Pero a veces nos parece que Dios no cumple su promesa, o tarda excesivamente en hacerlo, y “perdemos la fe”, desconfiamos de Él. Por eso la 2ª lectura también nos ha dicho que con fe murieron todos estos, sin haber recibido las promesas, sino viéndolas y saludándolas de lejos, confesando que eran huéspedes y peregrinos en la tierra. La promesa de Dios no se circunscribe a nuestro “ahora”, sino que tiene un alcance mucho mayor; la promesa de Dios es la venida del Hijo del hombre, como nos ha recordado Jesús en el Evangelio: Estad preparados, porque a la hora que menos penséis viene el Hijo de hombre, una venida que Él ha prometido en diferentes ocasiones: Entonces verán al Hijo del hombre venir en una nube, con gran poder y gloria. (Lc 21, 27). La esa venida en gloria, es el cumplimiento pleno de la promesa de Dios, que nosotros también “saludamos desde lejos”, como los antiguos.

La Palabra de Dios de este domingo nos recuerda que nosotros somos herederos de esa promesa de Dios y que nuestra respuesta debe ser la fe.
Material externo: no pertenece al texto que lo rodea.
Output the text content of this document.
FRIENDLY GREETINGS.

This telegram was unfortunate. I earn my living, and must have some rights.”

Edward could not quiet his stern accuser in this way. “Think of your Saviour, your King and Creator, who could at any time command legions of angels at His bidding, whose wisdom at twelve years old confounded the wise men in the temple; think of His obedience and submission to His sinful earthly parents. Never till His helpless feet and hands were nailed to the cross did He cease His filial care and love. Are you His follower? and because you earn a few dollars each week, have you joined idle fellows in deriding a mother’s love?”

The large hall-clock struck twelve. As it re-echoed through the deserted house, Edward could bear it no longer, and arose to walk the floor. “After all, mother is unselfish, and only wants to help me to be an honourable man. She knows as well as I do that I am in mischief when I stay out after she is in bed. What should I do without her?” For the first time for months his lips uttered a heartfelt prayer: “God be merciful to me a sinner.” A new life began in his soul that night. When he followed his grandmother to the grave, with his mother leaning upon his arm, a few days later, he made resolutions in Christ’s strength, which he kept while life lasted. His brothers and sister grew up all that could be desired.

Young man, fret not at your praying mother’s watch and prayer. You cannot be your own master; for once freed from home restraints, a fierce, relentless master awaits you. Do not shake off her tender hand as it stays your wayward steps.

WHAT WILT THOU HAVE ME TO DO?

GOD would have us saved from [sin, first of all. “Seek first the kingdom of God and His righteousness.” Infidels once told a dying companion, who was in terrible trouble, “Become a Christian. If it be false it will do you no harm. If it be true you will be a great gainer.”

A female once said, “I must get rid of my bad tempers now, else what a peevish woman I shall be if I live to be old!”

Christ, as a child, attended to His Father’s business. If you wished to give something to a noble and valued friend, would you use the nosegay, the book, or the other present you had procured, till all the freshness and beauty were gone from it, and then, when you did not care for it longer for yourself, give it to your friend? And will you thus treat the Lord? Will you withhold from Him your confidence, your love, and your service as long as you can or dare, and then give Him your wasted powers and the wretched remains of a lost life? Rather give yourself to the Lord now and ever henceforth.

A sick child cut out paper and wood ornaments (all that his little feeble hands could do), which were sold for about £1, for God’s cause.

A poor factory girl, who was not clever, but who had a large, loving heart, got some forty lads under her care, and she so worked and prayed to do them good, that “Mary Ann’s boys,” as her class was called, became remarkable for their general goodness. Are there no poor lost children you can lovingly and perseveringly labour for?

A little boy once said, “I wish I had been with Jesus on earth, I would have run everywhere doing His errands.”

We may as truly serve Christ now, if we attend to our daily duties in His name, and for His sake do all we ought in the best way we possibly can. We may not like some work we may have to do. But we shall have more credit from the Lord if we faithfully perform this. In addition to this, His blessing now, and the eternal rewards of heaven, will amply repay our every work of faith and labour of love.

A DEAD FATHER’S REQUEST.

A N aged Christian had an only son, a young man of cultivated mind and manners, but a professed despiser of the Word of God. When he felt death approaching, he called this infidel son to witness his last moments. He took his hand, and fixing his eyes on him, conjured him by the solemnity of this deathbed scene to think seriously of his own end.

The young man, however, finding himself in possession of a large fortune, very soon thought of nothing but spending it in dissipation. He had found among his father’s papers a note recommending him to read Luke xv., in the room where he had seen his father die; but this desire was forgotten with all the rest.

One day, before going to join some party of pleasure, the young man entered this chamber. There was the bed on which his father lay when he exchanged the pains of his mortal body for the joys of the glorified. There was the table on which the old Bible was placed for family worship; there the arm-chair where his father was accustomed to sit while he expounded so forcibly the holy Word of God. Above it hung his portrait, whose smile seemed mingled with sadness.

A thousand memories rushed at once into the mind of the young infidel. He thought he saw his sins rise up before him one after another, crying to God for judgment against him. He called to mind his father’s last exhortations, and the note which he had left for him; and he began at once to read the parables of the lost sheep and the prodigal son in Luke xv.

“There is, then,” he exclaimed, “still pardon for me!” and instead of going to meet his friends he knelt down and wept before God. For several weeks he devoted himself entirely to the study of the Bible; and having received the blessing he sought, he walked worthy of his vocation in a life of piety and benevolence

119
Y también nos recuerda que somos huéspedes y peregrinos en la tierra y que ansiamos una patria mejor, la del cielo.

Con la mirada puesta en esa meta definitiva, la promesa de Dios nos hace estar preparados, afrontando por la fe el tiempo presente, con buen ánimo; la fe en Dios nos pone en camino, como a Abrahán, sacándonos de nuestras rutinas, comodidades y miedos que nos paralizan; la fe en Dios nos da vigor, como a Sara, para descubrir posibilidades y caminos cuando todo parece estéril, acabado, sin futuro… La fe en Dios mantiene nuestra esperanza, aunque no hayamos recibido las promesas, porque también consideramos fiel al que nos lo ha prometido, que es el mismo Dios.

¿Qué promesas he hecho a lo largo de mi vida? ¿Las he cumplido? ¿Qué promesas me han hecho? ¿Me he fiado? ¿Me fío de Dios? ¿En qué momentos he pensado que Él “no cumple su promesa”? ¿He mantenido la fe, a pesar de ello? ¿Tengo presente la promesa de la venida de Cristo en gloria? ¿Cómo me preparo para ese momento, que puede llegar a la hora que menos penséis?

Si en el ámbito familiar, social, laboral, político… una promesa tiene tanto valor y tanta fuerza, muchísimo más valor y fuerza deberíamos dar a la promesa de Dios. Como rezamos en el Credo, “de nuevo vendrá con gloria para juzgar a vivos y muertos y su reino no tendrá fin”. Ésa es la meta hacia la que nos dirigimos, la meta que ya ahora “saludamos desde lejos” y para la que debemos estar preparados, viviendo por la fe nuestro tiempo presente, como huéspedes y peregrinos, incluso sin recibir ningún “anticipo” de esa promesa, hasta que llegar a nuestro encuentro definitivo con el Señor en el cielo.